Rohal deliberately refuses to tie together the loose ends of his episodic narrative, to follow conventions or even alternative strategies of narration employed by other successful independent films. Rohal takes a great many narrative risks, the biggest one being that no one really seems to care about the central mystery involving Donald’s disappearance other than Turkeylegs. Sadie seems depressed and regretful, but she doesn’t try to locate him. In the new romantic plotline, the horny loser Stool attempts to replace Donald, but that proves to be a red herring because Sadie simply rejects him. The fact that Sadie wins the race also does not really matter in terms of the story, except to the locals in the small town.

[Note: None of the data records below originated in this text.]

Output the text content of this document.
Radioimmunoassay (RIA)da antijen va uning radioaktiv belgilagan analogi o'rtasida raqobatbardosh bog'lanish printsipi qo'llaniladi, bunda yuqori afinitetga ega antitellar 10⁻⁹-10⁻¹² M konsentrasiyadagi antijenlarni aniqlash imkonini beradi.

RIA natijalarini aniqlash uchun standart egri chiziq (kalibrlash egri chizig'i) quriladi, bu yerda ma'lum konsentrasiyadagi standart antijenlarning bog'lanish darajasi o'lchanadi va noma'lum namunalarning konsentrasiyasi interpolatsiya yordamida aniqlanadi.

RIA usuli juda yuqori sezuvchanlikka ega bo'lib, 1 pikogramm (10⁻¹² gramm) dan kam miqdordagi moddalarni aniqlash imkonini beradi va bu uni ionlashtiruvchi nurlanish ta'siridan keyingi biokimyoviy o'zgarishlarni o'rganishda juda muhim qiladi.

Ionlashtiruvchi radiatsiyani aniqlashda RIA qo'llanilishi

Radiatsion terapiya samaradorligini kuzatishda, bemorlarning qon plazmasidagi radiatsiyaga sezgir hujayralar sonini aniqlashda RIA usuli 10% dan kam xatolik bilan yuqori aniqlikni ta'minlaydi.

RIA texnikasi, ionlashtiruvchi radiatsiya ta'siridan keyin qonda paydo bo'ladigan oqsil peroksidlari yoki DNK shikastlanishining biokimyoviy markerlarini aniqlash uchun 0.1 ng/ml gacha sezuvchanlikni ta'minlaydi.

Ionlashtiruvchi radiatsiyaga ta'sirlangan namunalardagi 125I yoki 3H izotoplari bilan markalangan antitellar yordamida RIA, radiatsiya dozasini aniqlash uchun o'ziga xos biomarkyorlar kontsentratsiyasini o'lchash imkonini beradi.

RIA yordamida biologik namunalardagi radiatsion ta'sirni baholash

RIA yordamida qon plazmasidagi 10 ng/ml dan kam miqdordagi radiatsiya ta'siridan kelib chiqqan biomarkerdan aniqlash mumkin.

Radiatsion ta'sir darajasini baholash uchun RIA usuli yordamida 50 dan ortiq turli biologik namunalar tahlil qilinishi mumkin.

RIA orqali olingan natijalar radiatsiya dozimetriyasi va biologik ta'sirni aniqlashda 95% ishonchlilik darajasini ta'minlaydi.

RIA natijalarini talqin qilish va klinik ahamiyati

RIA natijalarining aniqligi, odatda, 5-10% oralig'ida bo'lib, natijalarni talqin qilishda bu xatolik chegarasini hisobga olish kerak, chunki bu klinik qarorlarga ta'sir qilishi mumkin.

I think most people agree that the first ten minutes of the film are a real tour de force, but the dramatic momentum of the overall narrative sputters at times from too many incongruities. Like Harmony Korine, Rohal is ultimately more interested in individual scenes, non sequiturs, and small details of characterization. Often a character, such as Stool, will simply give up or capitulate in a scene, thereby diffusing the dramatic tension and energy. It’s the imaginative visual style of the film, however, that represents Rohal’s real strength and achievement as a filmmaker. For every scene that misses, there’s another one that soars, especially the flashback to childhood involving Spank Williams or the adapted Moldy Peaches duet that Donald and Sadie sing together.

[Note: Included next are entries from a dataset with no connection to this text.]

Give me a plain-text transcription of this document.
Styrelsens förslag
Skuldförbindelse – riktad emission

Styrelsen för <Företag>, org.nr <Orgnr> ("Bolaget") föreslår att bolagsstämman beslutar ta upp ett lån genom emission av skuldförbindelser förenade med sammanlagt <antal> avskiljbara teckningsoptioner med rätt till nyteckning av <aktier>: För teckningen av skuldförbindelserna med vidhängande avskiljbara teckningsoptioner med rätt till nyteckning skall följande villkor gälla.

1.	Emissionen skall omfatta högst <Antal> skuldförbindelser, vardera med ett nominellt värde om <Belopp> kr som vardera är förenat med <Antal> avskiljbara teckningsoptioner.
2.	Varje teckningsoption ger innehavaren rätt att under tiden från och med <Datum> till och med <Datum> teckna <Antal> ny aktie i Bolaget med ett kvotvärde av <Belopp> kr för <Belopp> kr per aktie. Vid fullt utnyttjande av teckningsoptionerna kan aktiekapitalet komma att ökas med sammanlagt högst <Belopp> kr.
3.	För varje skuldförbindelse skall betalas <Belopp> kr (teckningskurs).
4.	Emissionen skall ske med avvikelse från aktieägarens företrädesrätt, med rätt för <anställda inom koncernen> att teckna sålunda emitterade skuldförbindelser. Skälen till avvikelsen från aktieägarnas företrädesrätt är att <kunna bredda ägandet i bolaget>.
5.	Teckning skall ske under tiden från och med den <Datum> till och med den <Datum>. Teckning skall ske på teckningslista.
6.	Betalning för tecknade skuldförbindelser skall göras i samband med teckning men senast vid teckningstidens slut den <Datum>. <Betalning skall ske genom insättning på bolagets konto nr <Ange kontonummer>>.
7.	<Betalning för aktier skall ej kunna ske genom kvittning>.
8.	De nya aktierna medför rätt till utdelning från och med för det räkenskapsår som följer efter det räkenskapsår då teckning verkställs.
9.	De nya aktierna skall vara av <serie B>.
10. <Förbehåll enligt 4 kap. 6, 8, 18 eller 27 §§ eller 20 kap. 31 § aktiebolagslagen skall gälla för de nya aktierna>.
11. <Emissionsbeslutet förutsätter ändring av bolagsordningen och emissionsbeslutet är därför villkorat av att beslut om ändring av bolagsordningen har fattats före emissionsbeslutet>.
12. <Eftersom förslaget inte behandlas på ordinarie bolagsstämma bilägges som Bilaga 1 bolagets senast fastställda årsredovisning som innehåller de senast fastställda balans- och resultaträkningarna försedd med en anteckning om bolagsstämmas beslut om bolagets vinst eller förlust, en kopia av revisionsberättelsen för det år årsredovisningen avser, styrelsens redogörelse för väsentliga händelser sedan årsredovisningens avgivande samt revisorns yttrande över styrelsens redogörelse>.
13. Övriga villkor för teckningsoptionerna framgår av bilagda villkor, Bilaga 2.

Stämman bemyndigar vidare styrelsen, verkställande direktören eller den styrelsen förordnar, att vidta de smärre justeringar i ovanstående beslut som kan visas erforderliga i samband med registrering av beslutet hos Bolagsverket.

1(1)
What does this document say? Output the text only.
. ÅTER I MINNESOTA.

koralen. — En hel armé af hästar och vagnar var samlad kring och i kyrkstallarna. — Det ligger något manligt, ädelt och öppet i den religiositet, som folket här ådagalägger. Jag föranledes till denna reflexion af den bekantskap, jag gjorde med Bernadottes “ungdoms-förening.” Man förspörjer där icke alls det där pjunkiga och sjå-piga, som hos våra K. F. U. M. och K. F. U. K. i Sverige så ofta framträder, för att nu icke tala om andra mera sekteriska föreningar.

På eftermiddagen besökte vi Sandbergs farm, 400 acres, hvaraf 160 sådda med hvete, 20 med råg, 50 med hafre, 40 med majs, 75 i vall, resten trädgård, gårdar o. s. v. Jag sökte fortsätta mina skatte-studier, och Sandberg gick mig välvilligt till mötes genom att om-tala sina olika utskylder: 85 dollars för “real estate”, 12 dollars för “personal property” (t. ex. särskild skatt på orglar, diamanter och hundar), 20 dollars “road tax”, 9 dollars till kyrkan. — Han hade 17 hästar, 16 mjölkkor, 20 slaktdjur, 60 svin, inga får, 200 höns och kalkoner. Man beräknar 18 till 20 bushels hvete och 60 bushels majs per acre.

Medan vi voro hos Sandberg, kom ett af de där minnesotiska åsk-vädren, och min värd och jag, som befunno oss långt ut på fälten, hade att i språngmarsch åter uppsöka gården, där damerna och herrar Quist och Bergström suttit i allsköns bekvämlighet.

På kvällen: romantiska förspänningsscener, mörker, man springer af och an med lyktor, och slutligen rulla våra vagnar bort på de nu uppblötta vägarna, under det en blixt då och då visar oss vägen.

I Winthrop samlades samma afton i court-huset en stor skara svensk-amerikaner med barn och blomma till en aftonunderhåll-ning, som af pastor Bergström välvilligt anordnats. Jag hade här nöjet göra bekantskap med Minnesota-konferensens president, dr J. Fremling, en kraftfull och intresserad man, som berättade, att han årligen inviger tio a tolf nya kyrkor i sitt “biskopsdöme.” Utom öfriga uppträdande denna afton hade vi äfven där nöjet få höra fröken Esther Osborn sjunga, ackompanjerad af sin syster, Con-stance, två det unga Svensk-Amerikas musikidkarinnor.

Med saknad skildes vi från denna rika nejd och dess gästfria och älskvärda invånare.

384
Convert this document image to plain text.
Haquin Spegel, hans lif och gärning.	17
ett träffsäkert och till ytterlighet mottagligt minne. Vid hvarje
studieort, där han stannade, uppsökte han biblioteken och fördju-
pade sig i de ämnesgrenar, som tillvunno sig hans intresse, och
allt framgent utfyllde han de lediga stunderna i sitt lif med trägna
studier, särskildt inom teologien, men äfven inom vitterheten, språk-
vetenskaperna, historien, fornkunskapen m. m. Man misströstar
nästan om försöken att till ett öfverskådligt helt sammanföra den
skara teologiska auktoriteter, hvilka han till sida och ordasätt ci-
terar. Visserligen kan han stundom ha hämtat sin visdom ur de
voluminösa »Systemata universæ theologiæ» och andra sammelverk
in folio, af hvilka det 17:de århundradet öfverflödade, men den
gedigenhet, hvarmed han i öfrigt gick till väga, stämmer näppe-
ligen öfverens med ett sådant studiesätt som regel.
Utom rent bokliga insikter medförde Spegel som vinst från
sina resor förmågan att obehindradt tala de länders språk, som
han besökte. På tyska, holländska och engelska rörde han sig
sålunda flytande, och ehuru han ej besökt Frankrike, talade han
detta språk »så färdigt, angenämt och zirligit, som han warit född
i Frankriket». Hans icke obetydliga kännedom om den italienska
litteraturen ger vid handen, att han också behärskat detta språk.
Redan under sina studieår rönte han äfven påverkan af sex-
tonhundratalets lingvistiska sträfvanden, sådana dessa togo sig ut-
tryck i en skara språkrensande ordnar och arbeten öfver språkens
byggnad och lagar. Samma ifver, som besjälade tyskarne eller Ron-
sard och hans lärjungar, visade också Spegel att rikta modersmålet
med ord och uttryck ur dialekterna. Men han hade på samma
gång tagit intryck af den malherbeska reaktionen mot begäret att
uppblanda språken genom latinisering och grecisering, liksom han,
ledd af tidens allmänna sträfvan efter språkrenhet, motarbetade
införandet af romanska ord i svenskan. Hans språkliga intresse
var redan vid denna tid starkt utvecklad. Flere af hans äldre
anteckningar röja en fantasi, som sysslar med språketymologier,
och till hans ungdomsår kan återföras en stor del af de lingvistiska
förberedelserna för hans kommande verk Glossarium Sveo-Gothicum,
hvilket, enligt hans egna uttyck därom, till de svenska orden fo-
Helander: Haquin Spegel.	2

The Guatemalan Handshake is richly poetic as well as chock full of visual sketches and ideas. Rohal captures the texture of life in a small Pennsylvania town, especially one existing in the shadow of a nuclear power plant. In that sense it’s really a small-town portrait (Stool even tells an Amish joke) — a character study of some of its inhabitants. Rohal creates many scenes that are deeply heartfelt and affecting, but these often involve the two characters who desperately care: Ethel and Turkeylegs. The overall tone of The Guatemalan Handshake is elegiac. Ethel Firecracker’s love for her dog continues even beyond her own death. Rohal also does a superb job of capturing what it feels like to be a small child in a world that seems somehow confusing, mysterious, and full of intense melancholy.